La sua intera famiglia era stata distrutta in poco tempo. Aveva perso i genitori, l'una dopo l'altro, e non vedeva più sua sorella da molto tempo. L'unico che gli era rimasto, il pilastro di quella casa un po' traballante, era Byron e non poteva immaginare di perderlo.

Era convinto che non sarebbe mai stato in grado di prendersi cura della famiglia, in assenza del fratello maggiore. Ma era pronto a fare ciò che era più giusto, anche se sperava e pregava di non doverlo fare.

«Lord Crowell ha testimoniato in mio favore, quindi non verrò processato», affermò Byron secco, senza troppi giri di parole, e continuando a dare loro le spalle.

I due giocatori di scacchi si fissarono un po' interdetti, confusi dall'atteggiamento negativo misto alle parole positive di Byron. 
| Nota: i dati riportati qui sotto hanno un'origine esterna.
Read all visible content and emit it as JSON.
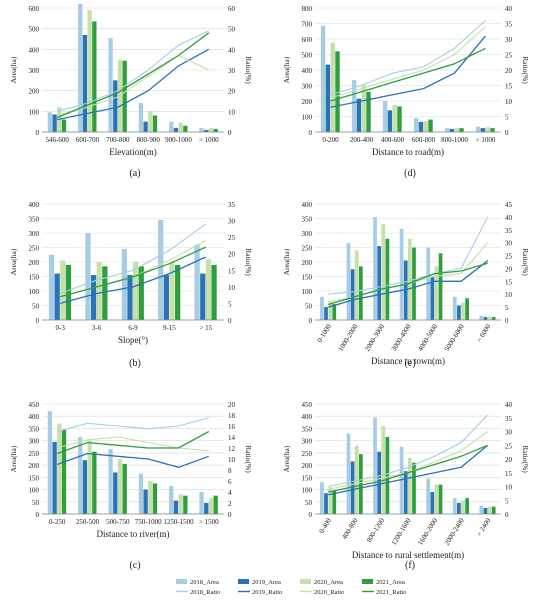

«Non capisco, allora, qual'è il problema?» vedendo che il fratello minore non riusciva a comprenderlo, Byron si voltò leggermente per poterlo guardare in faccia. Il volto teso, la fronte leggermente sudata, e tanta delusione nella voce.

«Potremmo riavere tutti i nostri documenti nel giro di qualche giorno, così vedrai con i tuoi occhi che siamo ancora in banca rotta. E che ci resteremo, visto che ormai possiamo sognarci i soldi della vendita».

Non era riuscito a rallegrarsi alla notizia che non rischiava di essere condannato a morte, perché il suo primo pensiero era andato subito ai debiti che li stavano lentamente soffocando. 

Pensava di aver risolto ogni suo problema, vendendo la quota di Astrid alla sua famiglia, e gli mancava davvero poco per riscuotere il denaro. Si sarebbero dovuti incontrare prima della festa organizzata a casa loro, per concludere l'affare, e ormai ci aveva fatto la bocca.